É frequente ver esta lei como um fenómeno que pode levar surgimento de um movimento de “Islamofobia”, traduzindo-se num sentimento de ódio e repúdio em relação aos muçulmanos. Têm-se encontrado vários exemplos que atestam o possível surgimento deste movimento. Por exemplo, de acordo com um artigo de jornal, em Maio de 2010, uma mulher de 60 anos acompanhava a sua filha numa loja de roupa, e indignou-se ao ver uma mulher muçulmana, de 26 anos, que usava o véu, nessa loja, na cidade de Trignac. Ela comparou a mulher muçulmana a um demónio de uma série que dissimulava o seu rosto horrível atrás de uma máscara; provocações que levaram à existência de violência física entre as mulheres, no âmbito da qual a mulher muçulmana perdeu o véu, que provavelmente foi sacado pela mãe da filha. Depois das três mulheres terem sido interrogadas pelas as autoridades, a primeira mulher foi acusada de “injúrias e violência”. é ainda de referir que na pendência da promulgação da lei, muitas mulheres muçulmanas afirmaram que vários comércios recusaram servi-las porque tinham um véu.

Para além, de um possível movimento de “Islamofobia”, muitos falam de uma possível associação geral dos muçulmanos ao terrorismo, depois dos acontecimentos do 11 de Setembro de 2001.
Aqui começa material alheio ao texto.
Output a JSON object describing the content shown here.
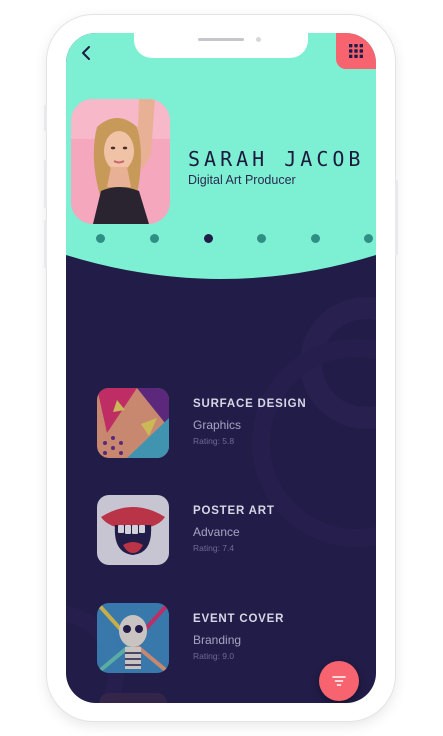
{
  "header": {
    "back_icon": "chevron-left-icon",
    "menu_icon": "grid-icon",
    "accent": "#7df0d4",
    "brand": "#f7646f"
  },
  "profile": {
    "name": "SARAH JACOB",
    "role": "Digital Art Producer",
    "avatar_icon": "profile-photo"
  },
  "pager": {
    "count": 6,
    "active_index": 2
  },
  "projects": [
    {
      "title": "SURFACE DESIGN",
      "category": "Graphics",
      "rating": "Rating: 5.8"
    },
    {
      "title": "POSTER ART",
      "category": "Advance",
      "rating": "Rating: 7.4"
    },
    {
      "title": "EVENT COVER",
      "category": "Branding",
      "rating": "Rating: 9.0"
    }
  ],
  "fab": {
    "icon": "filter-icon"
  },
  "colors": {
    "background": "#221c48",
    "text_dark": "#1e1a3e"
  }
}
Relembrando o argumento da identidade nacional, este em França é muitas vezes contestado, aparecendo a ideia de que a questão da Identidade Nacional parece escapar ás pessoas que a colocaram e traduzir-se num debate sobre o Islamismo e a imigração. Assim, a pergunta “o que é um francês?” parece transformar-se em “a identidade francesa estará a ser ameaçada pela imigração nomeadamente pelo islamismo? Para os defensores deste ponto de vista, a pergunta correcta seria: “a identidade francesa é capaz de observar e receber as contribuições das outras culturas, tendo em conta a grande diversidade de que goza um país como a França? Ou deve manter a imagem rígida de uma sociedade que não mudou?













Conclusão.


Assim, pode levantar-se a questão se a ideia consubstanciada na Lei em apreço não é uma concretização demasiado excessiva do Princípio da Laicidade, podendo levar a ferir os sentimentos religiosos dos islamistas. Tendo a França optado por um Laicismo com hostilidade em relação às outras religiões (ao contrário da opção alemã, por um Laicismo que se traduz na colaboração do Estado com as demais religiões), tal opção se reflecte com o aparecimento desta Lei, que pode conduzir ao efeito contrário pretendido, levantando inúmeros problemas na sociedade francesa. Deste modo, a Lei em apreço não é vista como uma medida que favorece a integração, podendo levar ao surgimento de fenómenos radicais e extremistas, numa sociedade em que se pretende o contrário. Um exemplo positivo nesta matéria é o da Turquia.
Bibliografia.

VASCO PEREIRA DA SILVA, “A Cultura a que tenho direito - Direitos Fundamentais e Culturais” Almedina, Coimbra, 2007.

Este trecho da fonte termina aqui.